When to Actually Worry
If you are using GH compounds and notice persistent hand numbness or tingling (carpal tunnel symptoms), shoe size increasing, or blood work showing IGF-1 levels significantly above the reference range, those are signs that your GH elevation may be excessive and dose reduction is warranted. These are dose-dependent effects that resolve with appropriate adjustment. Monitor IGF-1 on blood work and keep it within or near the upper end of the reference range — that is the sweet spot for benefits without excess.
Interesting Perspectives
The conversation around “GH face” often misses nuance. Some perspectives suggest that the transient facial puffiness from GH secretagogues might be partially mediated by histamine release or changes in subcutaneous fat distribution, not just fluid. Others in the biohacking community have noted that combining GH-supporting compounds with meticulous electrolyte and hydration protocols can significantly mitigate the water retention, turning a side effect into a manageable variable. Furthermore, the fear of permanent change ignores the body’s homeostatic resilience; true acromegalic bone growth requires a pathological breach of regulatory systems for years, not the pulsatile, moderated increase from a secretagogue.
Citations & References
- Melmed S. Acromegaly. N Engl J Med. 2006;355(24):2558-2573. (Describes the pathology of chronic GH excess leading to bone and soft tissue changes).

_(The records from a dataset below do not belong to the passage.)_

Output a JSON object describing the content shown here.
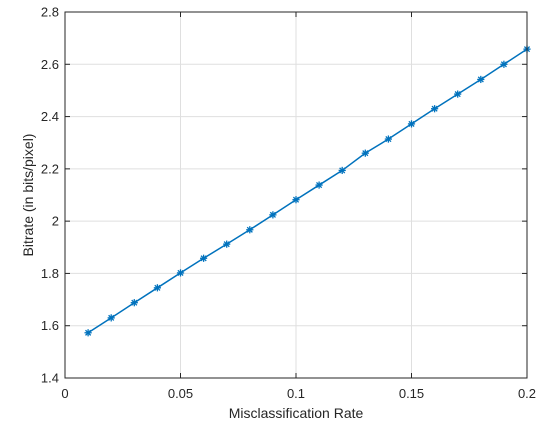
{
  "chart_data": {
    "type": "line",
    "title": "",
    "xlabel": "Misclassification Rate",
    "ylabel": "Bitrate (in bits/pixel)",
    "xlim": [
      0,
      0.2
    ],
    "ylim": [
      1.4,
      2.8
    ],
    "xticks": [
      0,
      0.05,
      0.1,
      0.15,
      0.2
    ],
    "xtick_labels": [
      "0",
      "0.05",
      "0.1",
      "0.15",
      "0.2"
    ],
    "yticks": [
      1.4,
      1.6,
      1.8,
      2.0,
      2.2,
      2.4,
      2.6,
      2.8
    ],
    "ytick_labels": [
      "1.4",
      "1.6",
      "1.8",
      "2",
      "2.2",
      "2.4",
      "2.6",
      "2.8"
    ],
    "grid": true,
    "legend": "none",
    "series": [
      {
        "color": "#0072bd",
        "marker": "asterisk",
        "x": [
          0.01,
          0.02,
          0.03,
          0.04,
          0.05,
          0.06,
          0.07,
          0.08,
          0.09,
          0.1,
          0.11,
          0.12,
          0.13,
          0.14,
          0.15,
          0.16,
          0.17,
          0.18,
          0.19,
          0.2
        ],
        "y": [
          1.573,
          1.63,
          1.688,
          1.745,
          1.802,
          1.858,
          1.912,
          1.967,
          2.024,
          2.082,
          2.138,
          2.194,
          2.26,
          2.314,
          2.372,
          2.43,
          2.486,
          2.542,
          2.6,
          2.658
        ]
      }
    ]
  }
}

- Chapman IM, et al. Stimulation of the growth hormone (GH)-insulin-like growth factor I axis by daily oral administration of a GH secretagogue (MK-677) in healthy elderly subjects. J Clin Endocrinol Metab. 1996;81(12):4249-4257. (Shows MK-677 increases GH/IGF-1 within physiological range).
- Copinschi G, et al. Effects of a 7-day treatment with a novel, orally active, growth hormone (GH) secretagogue, MK-677, on 24-hour GH profiles, insulin-like growth factor I, and adrenocortical function in normal young men. J Clin Endocrinol Metab. 1996;81(8):2776-2782. (Demonstrates the pulsatile, non-pathological GH release pattern from MK-677).
- Møller N, Jørgensen JO. Effects of growth hormone on glucose, lipid, and protein metabolism in human subjects. Endocr Rev. 2009;30(2):152-177. (Reviews GH’s metabolic actions, including sodium and water retention).
- Colao A, et al. Bone and joint complications in patients with acromegaly. J Endocrinol Invest. 2005;28(8 Suppl):12-17. (Details the long-term bone remodeling effects of pathological GH levels).